TUSCON, Ariz.--It was as if the panelists couldn't resist the urge to talk smack about Microsoft. At least Salesforce.com founder and CEO Marc Benioff surely couldn't.
The discussion, moderated by longtime venture capitalist Roger McNamee, was billed as the case for optimism, and the gang had plenty to be optimistic about.
Hamel, a hater of corporate bureaucracy, spoke hopefully about the ability of people to challenge power using technology. He even proposed putting Web cams in every legislator's office so that anyone could watch what goes on among politicians, in real-time, unflitered.
Cook observed that musicians and actors have become super wealthy celebs because of past advances in technology, from recording to broadcasting technology, and said that he was hopeful that great educators will reap similar rewards. "I see a day when nonprofit and for-profit teachers become celebrities because they are the best in the world," he said.
And Benioff cheered on the empowered public--from the people who slammed Netflix over its price increases to those of complained about Bank of America's new fees until it dropped them. "Finally, all the things we have been working on [in terms of social communication] is finally impacting the world in a positive ways," said Benioff. "We've wanted this since the '60s."
Then, amid talk about getting big, slow-moving companies to wake up, the talk turned to Microsoft as an example of a beast that continually but unsuccessfully tries to get traction outside its core business of licensed software.
"Microsoft's not a power in this industry," said Benioff. "Nobody cares about Microsoft."
He went on: "Look at the stock price in the last decade. It's as flat as this stage."
(Actually, at around $27 a share, Microsoft is trading a few bucks below were it was a decade ago, but his point stands depending on the exact time comparison.)
Hamel weighed in, singing the praises of the new forces in tech. "All the new comers," he said, "at the forefront of social technology...almost every single one is a startup."
In other words, as big as Facebook has become, it began from scratch and not as a big company trying to become social.
Benioff, who seems to praise Facebook co-founder Mark Zuckerberg publicly as often as he criticizes Oracle, said entrepreneurs like Zuckerberg--those in their 20s--are the ones who are making a difference.
"Look at Facebook and the open graph with social news, social music," said Benifoff. "And we're all awaiting the release of Windows 8? Who cares? Facebook is my operating system. It is the consumer operating system."
Zuckerberg, said Benioff, is a "great leader with a huge vision. That is the case for optimism. It's the youth."
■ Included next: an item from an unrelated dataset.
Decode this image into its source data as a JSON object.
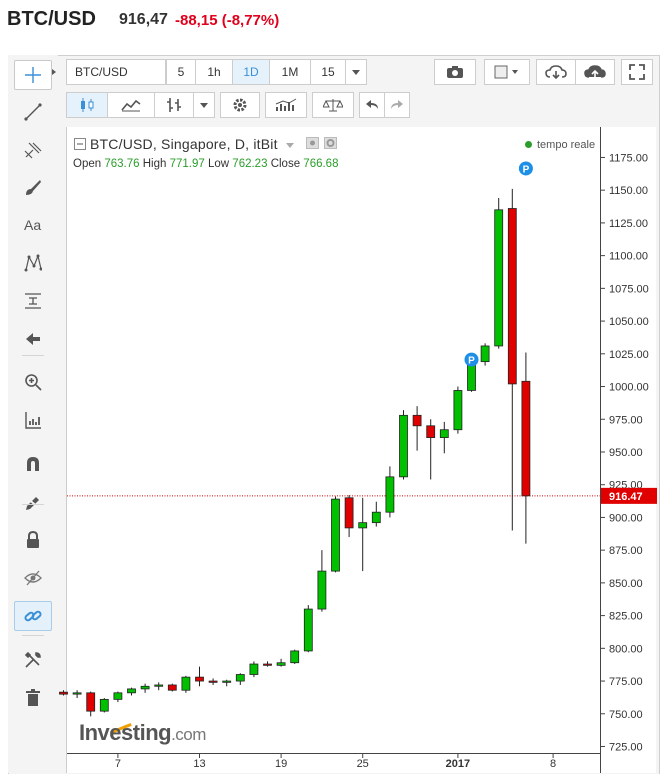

McNamee, a co-founder of Elevation Partners who has old ties to Bill Gates, did praise Microsoft for its $8.5 billion purchase of Skype, saying tha Skype is the one Internet company with powerful enough user engagement "to give Microsoft a shot." But he hedged his praise: "The question is what they will do with it? Will they Windowize and kill it?"
Too bad no one from Microsoft was on the panel.